Czy nadzieja umiera
przekrwione spojówki
na policzkach ziarenka soli
w milczeniu powoli spaceruje
serpentynami chwil
wspomina
zupełnie bez świadomości
wchodzi jak ślepiec na jezdnię
przeraźliwy pisk opon i swąd gumy
utracił kontakt z rzeczywistością
odłączony od zasilania energii
gaśnie
obojętnie tylko wzrusza ramionami
coś ściska w dłoni jak talizman
podąża całkowicie instynktownie
jego GPS nie wskazuje kierunku
na poboczu drogi w rozsypanym popiele
szuka tego jedynego diamentu
wypatruje
05.02 – 06.02.2013.
Komentarze (49)
jest z nami jak i jej dwie siostry
Smutny obraz wymalowałeś słowami...a nadzieja?
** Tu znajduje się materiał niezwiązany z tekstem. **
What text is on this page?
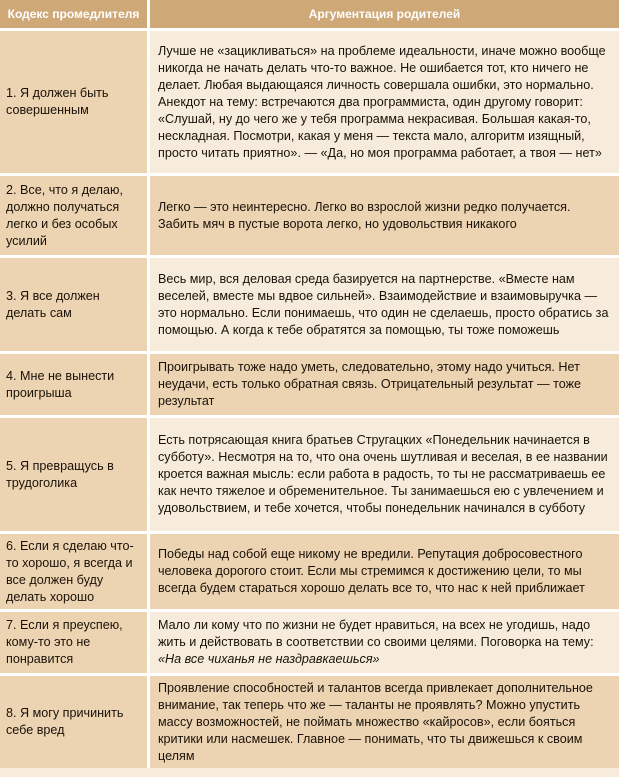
Кодекс промедлителя	Аргументация родителей
1. Я должен быть совершенным	Лучше не «зацикливаться» на проблеме идеальности, иначе можно вообще никогда не начать делать что-то важное. Не ошибается тот, кто ничего не делает. Любая выдающаяся личность совершала ошибки, это нормально. Анекдот на тему: встречаются два программиста, один другому говорит: «Слушай, ну до чего же у тебя программа некрасивая. Большая какая-то, нескладная. Посмотри, какая у меня — текста мало, алгоритм изящный, просто читать приятно». — «Да, но моя программа работает, а твоя — нет»
2. Все, что я делаю, должно получаться легко и без особых усилий	Легко — это неинтересно. Легко во взрослой жизни редко получается. Забить мяч в пустые ворота легко, но удовольствия никакого
3. Я все должен делать сам	Весь мир, вся деловая среда базируется на партнерстве. «Вместе нам веселей, вместе мы вдвое сильней». Взаимодействие и взаимовыручка — это нормально. Если понимаешь, что один не сделаешь, просто обратись за помощью. А когда к тебе обратятся за помощью, ты тоже поможешь
4. Мне не вынести проигрыша	Проигрывать тоже надо уметь, следовательно, этому надо учиться. Нет неудачи, есть только обратная связь. Отрицательный результат — тоже результат
5. Я превращусь в трудоголика	Есть потрясающая книга братьев Стругацких «Понедельник начинается в субботу». Несмотря на то, что она очень шутливая и веселая, в ее названии кроется важная мысль: если работа в радость, то ты не рассматриваешь ее как нечто тяжелое и обременительное. Ты занимаешься ею с увлечением и удовольствием, и тебе хочется, чтобы понедельник начинался в субботу
6. Если я сделаю что-то хорошо, я всегда и все должен буду делать хорошо	Победы над собой еще никому не вредили. Репутация добросовестного человека дорогого стоит. Если мы стремимся к достижению цели, то мы всегда будем стараться хорошо делать все то, что нас к ней приближает
7. Если я преуспею, кому-то это не понравится	Мало ли кому что по жизни не будет нравиться, на всех не угодишь, надо жить и действовать в соответствии со своими целями. Поговорка на тему: «На все чиханья не наздравкаешься»
8. Я могу причинить себе вред	Проявление способностей и талантов всегда привлекает дополнительное внимание, так теперь что же — таланты не проявлять? Можно упустить массу возможностей, не поймать множество «кайросов», если бояться критики или насмешек. Главное — понимать, что ты движешься к своим целям
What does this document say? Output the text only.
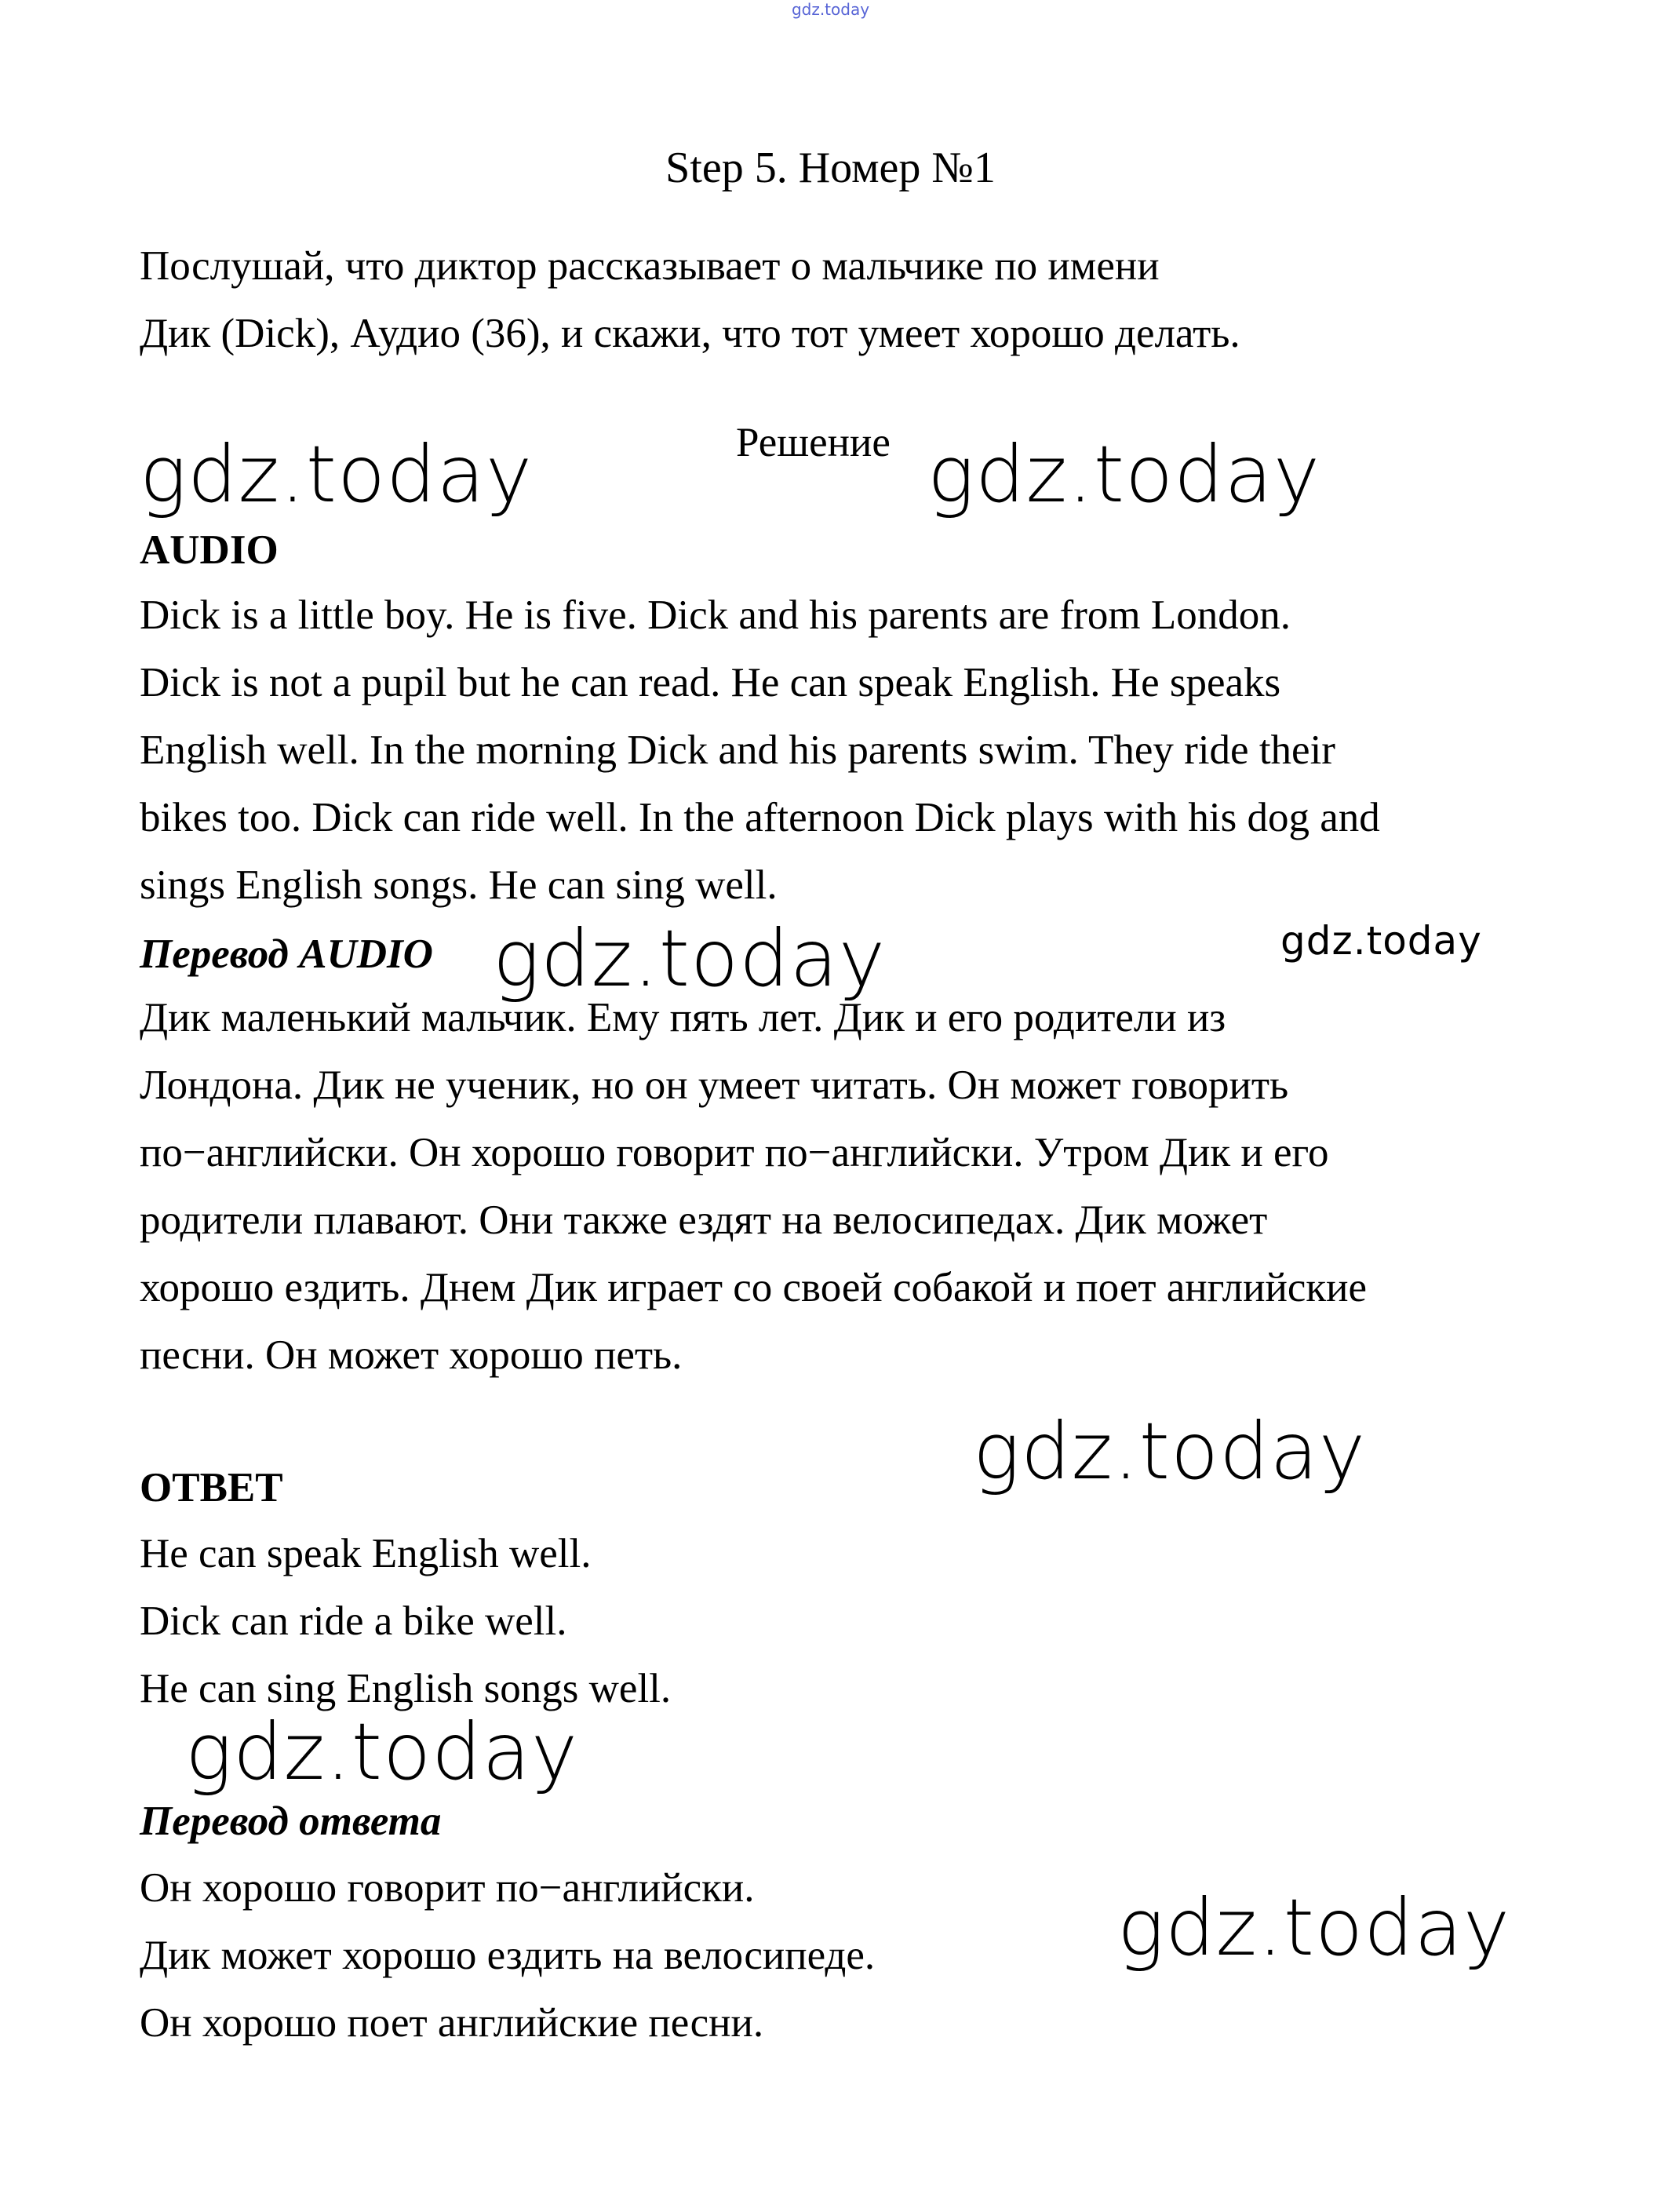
gdz.today
Step 5. Номер №1
Послушай, что диктор рассказывает о мальчике по имени
Дик (Dick), Аудио (36), и скажи, что тот умеет хорошо делать.
Решение
gdz.today	gdz.today
AUDIO
Dick is a little boy. He is five. Dick and his parents are from London.
Dick is not a pupil but he can read. He can speak English. He speaks
English well. In the morning Dick and his parents swim. They ride their
bikes too. Dick can ride well. In the afternoon Dick plays with his dog and
sings English songs. He can sing well.
Перевод AUDIO gdz.today	gdz.today
Дик маленький мальчик. Ему пять лет. Дик и его родители из
Лондона. Дик не ученик, но он умеет читать. Он может говорить
по−английски. Он хорошо говорит по−английски. Утром Дик и его
родители плавают. Они также ездят на велосипедах. Дик может
хорошо ездить. Днем Дик играет со своей собакой и поет английские
песни. Он может хорошо петь.
gdz.today
ОТВЕТ
He can speak English well.
Dick can ride a bike well.
He can sing English songs well.
gdz.today
Перевод ответа
Он хорошо говорит по−английски.
Дик может хорошо ездить на велосипеде.
Он хорошо поет английские песни.
gdz.today
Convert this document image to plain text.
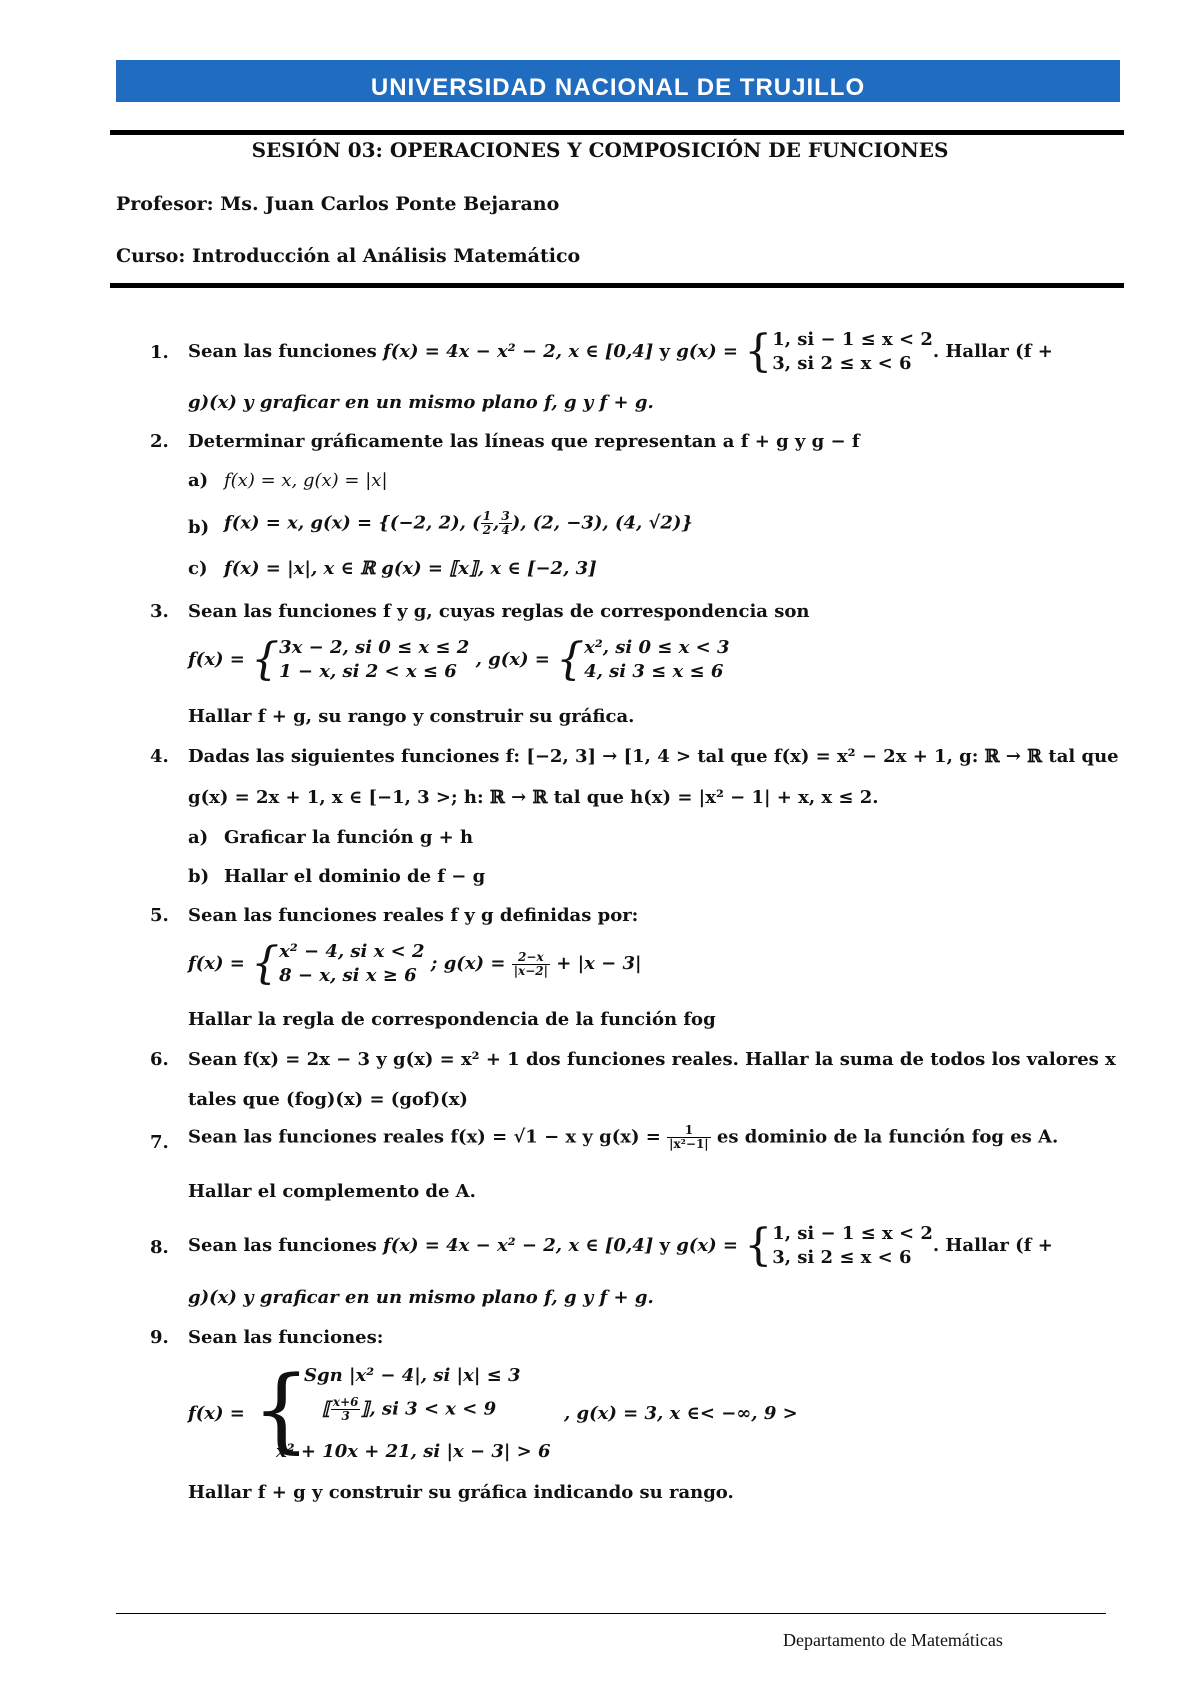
UNIVERSIDAD NACIONAL DE TRUJILLO
SESIÓN 03: OPERACIONES Y COMPOSICIÓN DE FUNCIONES
Profesor: Ms. Juan Carlos Ponte Bejarano
Curso: Introducción al Análisis Matemático
1. Sean las funciones f(x) = 4x − x² − 2, x ∈ [0,4] y g(x) = { 1, si − 1 ≤ x < 2
3, si 2 ≤ x < 6
. Hallar (f +
g)(x) y graficar en un mismo plano f, g y f + g.
2. Determinar gráficamente las líneas que representan a f + g y g − f
a) f(x) = x, g(x) = |x|
b) f(x) = x, g(x) = {(−2, 2), ( $\frac{1}{2}$ , $\frac{3}{4}$ ), (2, −3), (4, √2)}
c) f(x) = |x|, x ∈ ℝ g(x) = ⟦x⟧, x ∈ [−2, 3]
3. Sean las funciones f y g, cuyas reglas de correspondencia son
f(x) = { 3x − 2, si 0 ≤ x ≤ 2
1 − x, si 2 < x ≤ 6
, g(x) = { x², si 0 ≤ x < 3
4, si 3 ≤ x ≤ 6
Hallar f + g, su rango y construir su gráfica.
4. Dadas las siguientes funciones f: [−2, 3] → [1, 4 > tal que f(x) = x² − 2x + 1, g: ℝ → ℝ tal que
g(x) = 2x + 1, x ∈ [−1, 3 >; h: ℝ → ℝ tal que h(x) = |x² − 1| + x, x ≤ 2.
a) Graficar la función g + h
b) Hallar el dominio de f − g
5. Sean las funciones reales f y g definidas por:
f(x) = { x² − 4, si x < 2
8 − x, si x ≥ 6
; $g(x) = \frac{2-x}{|x-2|} + |x - 3|$
Hallar la regla de correspondencia de la función fog
6. Sean f(x) = 2x − 3 y g(x) = x² + 1 dos funciones reales. Hallar la suma de todos los valores x
tales que (fog)(x) = (gof)(x)
7. Sean las funciones reales f(x) = √1 − x y $g(x) = \frac{1}{\text{|x²−1|}}$ es dominio de la función fog es A.
Hallar el complemento de A.
8. Sean las funciones f(x) = 4x − x² − 2, x ∈ [0,4] y g(x) = { 1, si − 1 ≤ x < 2
3, si 2 ≤ x < 6
. Hallar (f +
g)(x) y graficar en un mismo plano f, g y f + g.
9. Sean las funciones:
f(x) = {
Sgn |x² − 4|, si |x| ≤ 3
⟦ $\frac{x+6}{3}$ ⟧, si 3 < x < 9	, g(x) = 3, x ∈< −∞, 9 >
x² + 10x + 21, si |x − 3| > 6
Hallar f + g y construir su gráfica indicando su rango.
Departamento de Matemáticas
Niech
zawsze będzie z nami...
smutny ogromnie smutny..
wypatruje nadziei ...ona jest z nami w najtrudniejszym
momencie naszego życia - nie umiera :-)
piekna poezja - pozdrawiam
Witaj, witaj!
>Zamyślony, zagubiony, bez perspektyw.GPS nie wskazuje
wyjścia...>
Czarno to widzę. Napisz coś weselszego.
wielu tak mysli
nadzieja umiera ostatnia
pozdro:)
o tak to prawda
nadzieja umiera razem z nami...
Nadzieja jest w nas, tylko czasem nie zdażamy jej
odkryć w sobie na tyle mocno, by zawalczyć, a czasem
wypuszczamy ją z rąk i trzeba się po nią schylić.
Pozdrawiam.
Nadzieja nie umiera, czasem gdzieś ja w sobie
gubimy:)pozdrawiam serdecznie:)
smutno, ale czasami tak bywa z tą nadzieją - na nowo
trzeba ją odnajdywać:):)ładnie napisane,pozdrawiam:)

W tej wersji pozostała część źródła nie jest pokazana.